4. Son Lux – Lanterns
My brother introduced me to Son Lux (stage name of producer Ryan Lott) in 2009, and At War With Walls and Mazes is still a fantastic pastiche of found noises and ethereal samples. I have a very hard time seeing how his most recent effort, Lantern, has gotten so little traction with the music press, especially since he collaborates with the likes of Sufjan Stevens and The Antlers and composed and performed the soundtrack for Looper. Put that aside…this album is the real deal.
By that I mean it is a singular vision; unsettling, overwhelming, ominous, disorienting even. But throughout it all of is a core of transcendence, even celebration, and I loved it, even when I was frustrated. My favorite song (“Lost it For Trying’) is the least representative of the album as a whole. It is also completely, unrepentantly awesome. Listen to that one minute intro…wait for it…SEE?
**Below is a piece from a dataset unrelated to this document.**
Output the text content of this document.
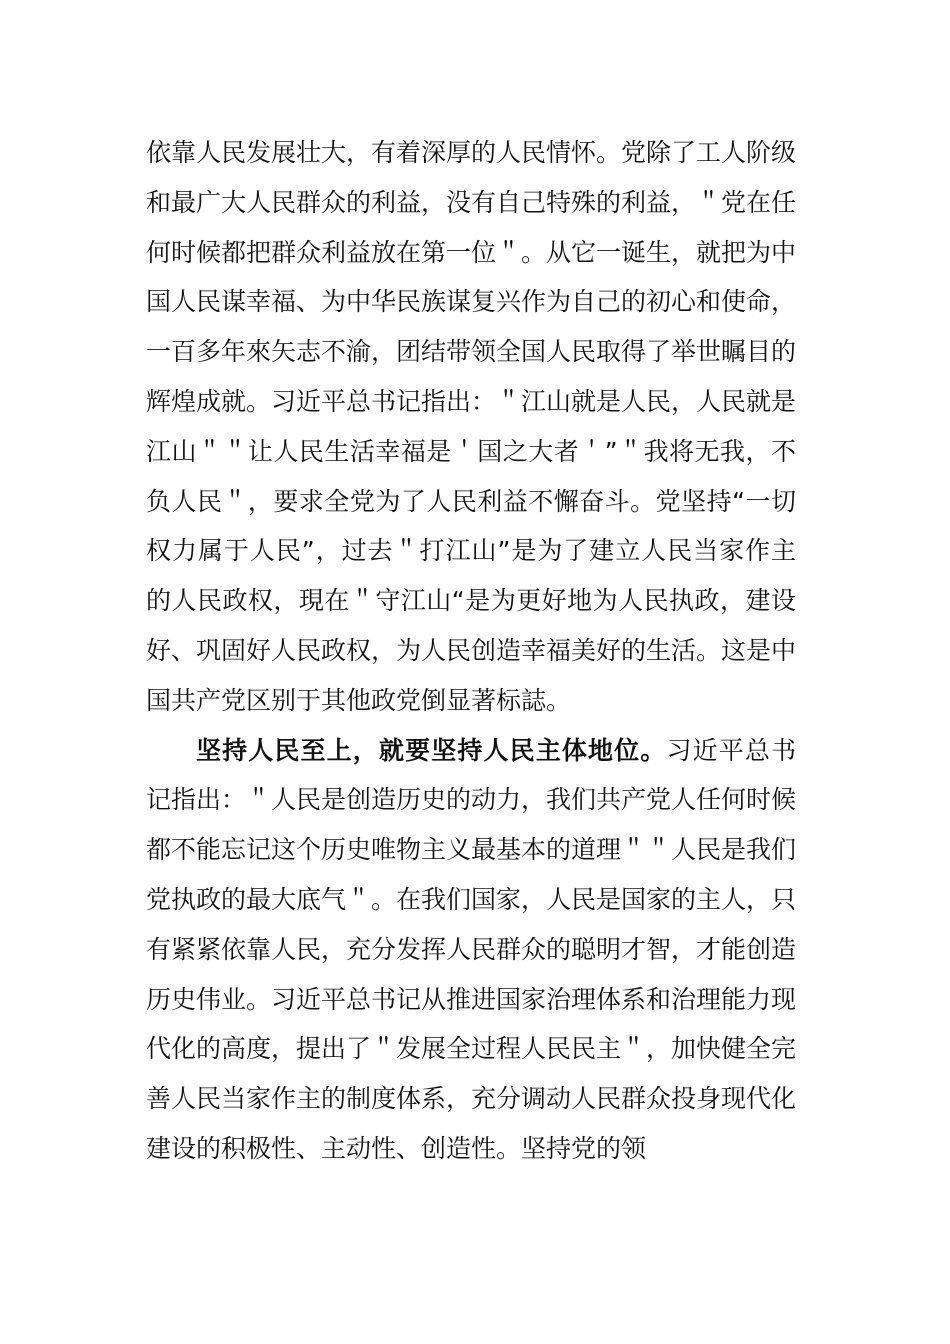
依靠人民发展壮大，有着深厚的人民情怀。党除了工人阶级和最广大人民群众的利益，没有自己特殊的利益，＂党在任何时候都把群众利益放在第一位＂。从它一诞生，就把为中国人民谋幸福、为中华民族谋复兴作为自己的初心和使命，一百多年來矢志不渝，团结带领全国人民取得了举世瞩目的辉煌成就。习近平总书记指出：＂江山就是人民，人民就是江山＂＂让人民生活幸福是＇国之大者＇”＂我将无我，不负人民＂，要求全党为了人民利益不懈奋斗。党坚持“一切权力属于人民”，过去＂打江山”是为了建立人民当家作主的人民政权，現在＂守江山“是为更好地为人民执政，建设好、巩固好人民政权，为人民创造幸福美好的生活。这是中国共产党区别于其他政党倒显著标誌。

坚持人民至上，就要坚持人民主体地位。习近平总书记指出：＂人民是创造历史的动力，我们共产党人任何时候都不能忘记这个历史唯物主义最基本的道理＂＂人民是我们党执政的最大底气＂。在我们国家，人民是国家的主人，只有紧紧依靠人民，充分发挥人民群众的聪明才智，才能创造历史伟业。习近平总书记从推进国家治理体系和治理能力现代化的高度，提出了＂发展全过程人民民主＂，加快健全完善人民当家作主的制度体系，充分调动人民群众投身现代化建设的积极性、主动性、创造性。坚持党的领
3. The National – Trouble Will Find Me
It would be easy to criticize The National for releasing the same album of mopey, bariton-ey slow burners time after time. And you wouldn’t necessarily be wrong.But you would also be totally wrong. Sometimes limitations lead to the finest art, and in this case they lead to a gorgeous, melancholy masterpiece. And just like Boxer and High Violet, give this one a few listens. The line between boring and essential is sometimes smaller than you think.
Plus the music video for “Sea of Love” is adorable.
2. Chvrches – The Bones of What You Believe
It all started in January with a Buzzfeed post, pairing this gif…
with this song…
and a love affair was born.
Seriously, you guys. Until December…that’s the whole year, I didn’t have a band that I loved more. The Recover EP came out in March, and I rejoiced. Little did I know how good it could get. The Bones of What You Believe released in September and it was all over. The best opening 5 songs…maybe ever? Lyrics that acknowledge how messy relationships are without once dropping into cynicism? The best synthpop this side of Depeche Mode (who they actually toured with)? A lead singer who is adorable? Somehow making the line “I’ll be a thorn in your side, till you die,” romantic? Superlatives fail me.
A couple of weaker songs in the back half is the only thing holding it from number one. It is just that good. And “We Sink” is my song of the year. Enjoy.
1. Mutual Benefit – Love’s Crushing Diamond
So…remember that one time I said Chvrches was my favorite 2013 band until December? Remember also that other time I said there was another album in 2013 that took me by surprise?
Well…you want to meet the other album?
Love’s Crushing Diamond is the debut album from Mutual Benefit (multi-instrumentalist Jordan Lee) is only about 30 minutes long, but it is as perfect an indie gem as you are likely to find. If I had to point to one thing that I love, it would be the warmth in this album; it is generous to a fault, and it feels human, and lived in, and poignant, and emotive. At the end of this (admittedly very long) blog post, it’s easy to see that I am a sucker for artists with their hearts on their sleeves, but Mutual Benefit does it better than the rest. It is one of the few albums where I would say you owe it to yourself to listen straight through at least once. It is absolutely worth it.
Happy New Year! May it be a good one.